Na semana passada o Congresso Nacional surpreendeu mais uma vez. Mais especificamente os deputados Rogério Rosso (PSD-DF) e Miro Teixeira (Rede-RJ) angariaram assinaturas suficientes propondo uma Proposta de Emenda à Constituição (PEC 298/16) para que uma Assembleia Constituinte decida, preferencialmente, sobre reformas política e eleitoral.

O leitor mais afobado poderia se questionar: “mas não era exatamente isso que a sociedade civil organizada e os movimentos sociais pediam desde o plebiscito popular ocorrido em 2014?”


A resposta é simples. Não!

Não é de hoje que setores retrógrados da política se valem de bandeiras com potencial transformador da sociedade. Essa apropriação se dá por meio de vários termos e conceitos, por vezes usado de maneira degenerada frente ao seu real significado. São diversas as guerras e os regimes de exceção já patrocinados com a larga utilização de uma retórica vazia, porém por vezes convincente, do termo democracia e liberdade na boca de grandes facínoras da humanidade ao longo da história.

Logo, não é de se espantar que a bandeira da constituinte também fosse mais uma vez usada na história, porém não para repactuar a sociedade na garantia de direitos individuais e coletivos fundamentais para um aprofundamento das práticas democráticas em um Estado de Direito. Trata-se de uma tentativa de aprofundar o golpe em andamento e legitimar a retirada de direitos que segue a todo vapor, sobretudo após a aprovação da PEC 55.

Quer dizer que a Constituinte deixou de ser uma bandeira do campo progressista?


De forma alguma. É o momento de propagandeá-la para que em um médio prazo, aliado a necessária resistência da sociedade civil frente um governo ilegítimo, ela seja uma pauta cada vez mais concreta para alavancar mudanças sociais. A crise e a retirada de direitos tende a colocar essa bandeira da constituinte como algo cada vez mais real e concreto no horizonte.
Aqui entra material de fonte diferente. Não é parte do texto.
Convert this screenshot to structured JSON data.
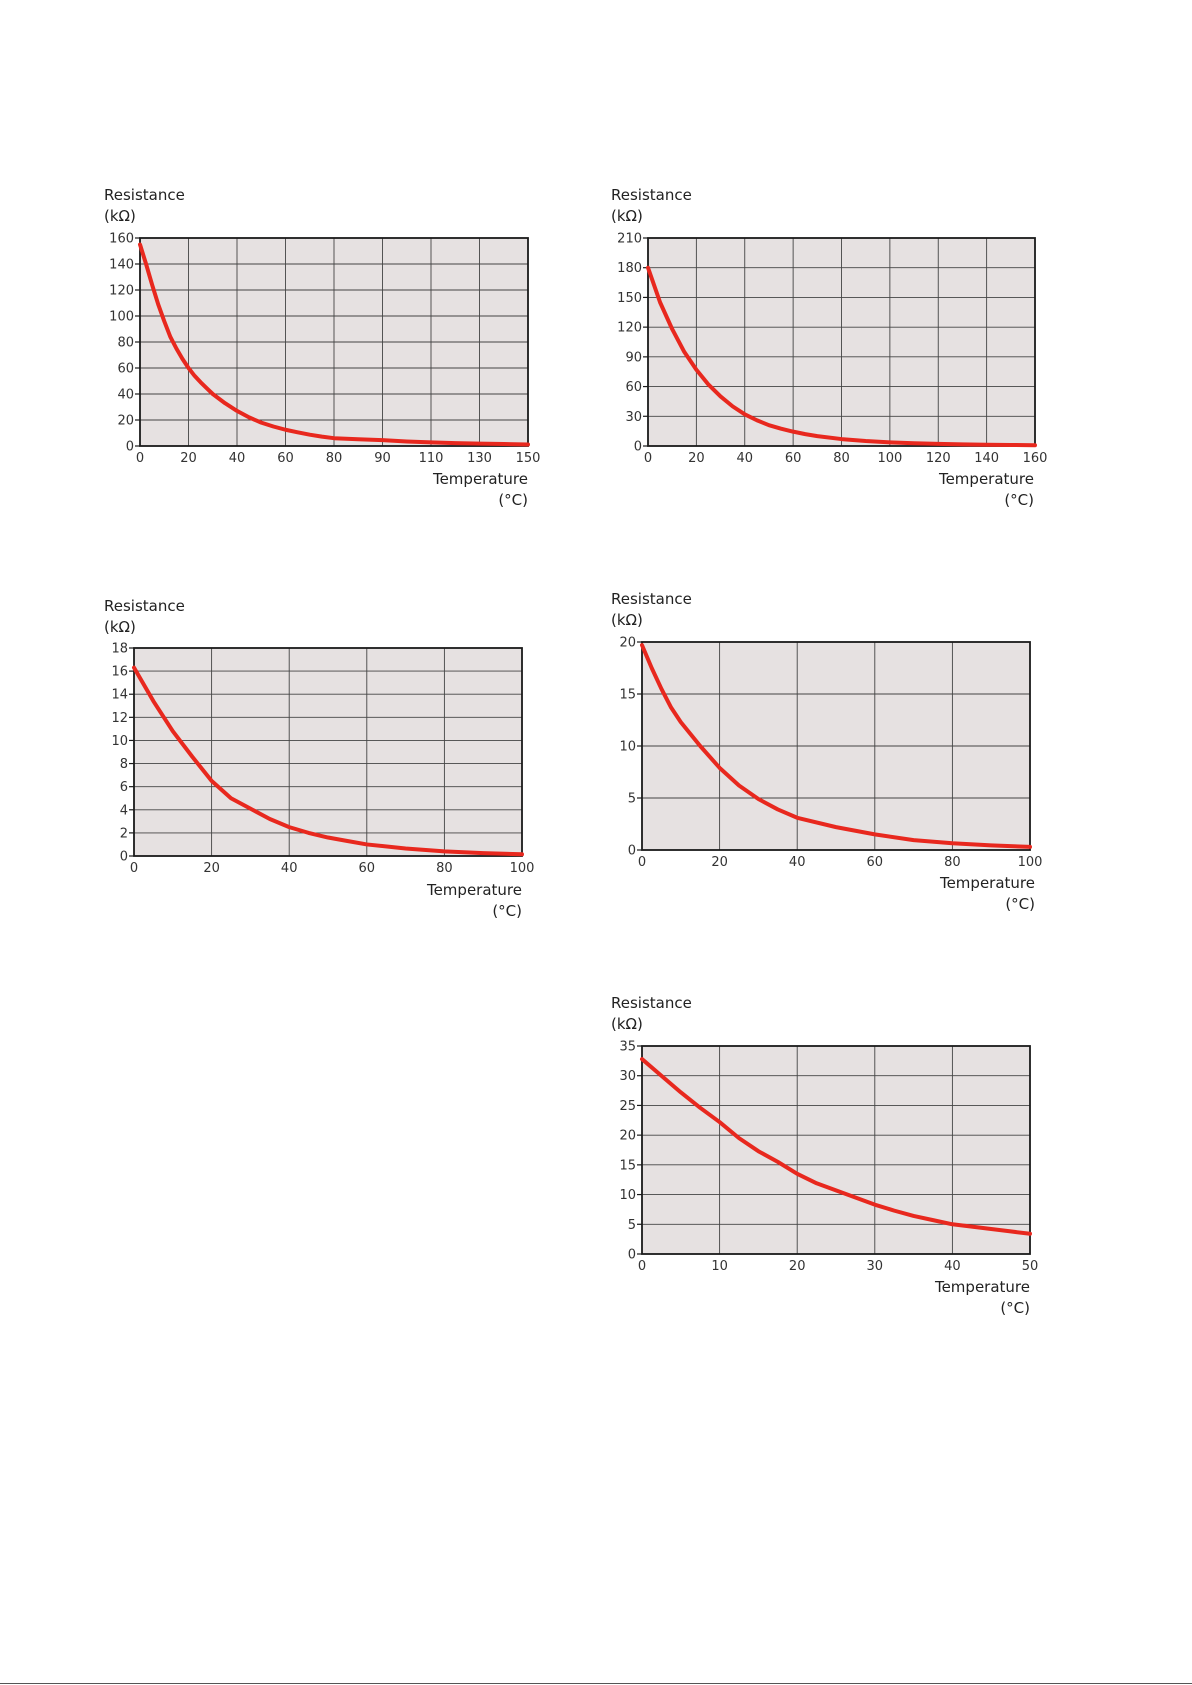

Esse debate deverá ressurgir com maior responsabilidade, após a eleição de um novo/s presidente/a em eleições diretas. Mas, para que isso aconteça, dois elementos são fundamentais: Ela deve ser soberana e exclusiva. Algo que o atual bloco de poder jamais admitiria.

O texto da proposta da PEC 298/16 ainda ousa mencionar as palavras livre e soberana, porém estabelece inúmeras restrições relacionadas à matéria a ser apreciada, o modo de aprovação, dentre outros elementos que descaracterizam esses termos.

O seu caráter soberano deve se materializar na sua perspectiva originária, sem limites no ordenamento vigente, e plenamente legitimada pelo povo.

Ao tratar de uma constituinte exclusiva, os representantes teriam seus mandatos limitados pelo próprio ato convocatório devendo ser dissolvido o mandato após a realização dos trabalhos da Assembleia constituinte. Diferentemente do congressista eleito para um mandato mais amplo e regular, o qual possui todas as prerrogativas constitucionalmente devidas para o exercício desse mandato.

Quando a sociedade civil organizada demanda uma assembleia constituinte para mudar o sistema político ou realizar transformações estruturais fundamentais para o país, não está se referindo a uma proposta capenga como a apresentada, que tão só reafirmaria os pilares de um status quo golpista existente. Assim, qualquer debate sobre uma constituinte que não levar em consideração esses dois caracteres – exclusiva e soberana – não configurará uma verdadeira constituinte, mas mero arremedo golpista.  


Gladstone Leonel Júnior é Doutor em Direito, Estado e Constituição pela Universidade de Brasília com estágio doutoral na Facultat de Dret da Universitat de València, Espanha. Advogado e pós doutorando em Direitos Humanos e Cidadania pela UnB.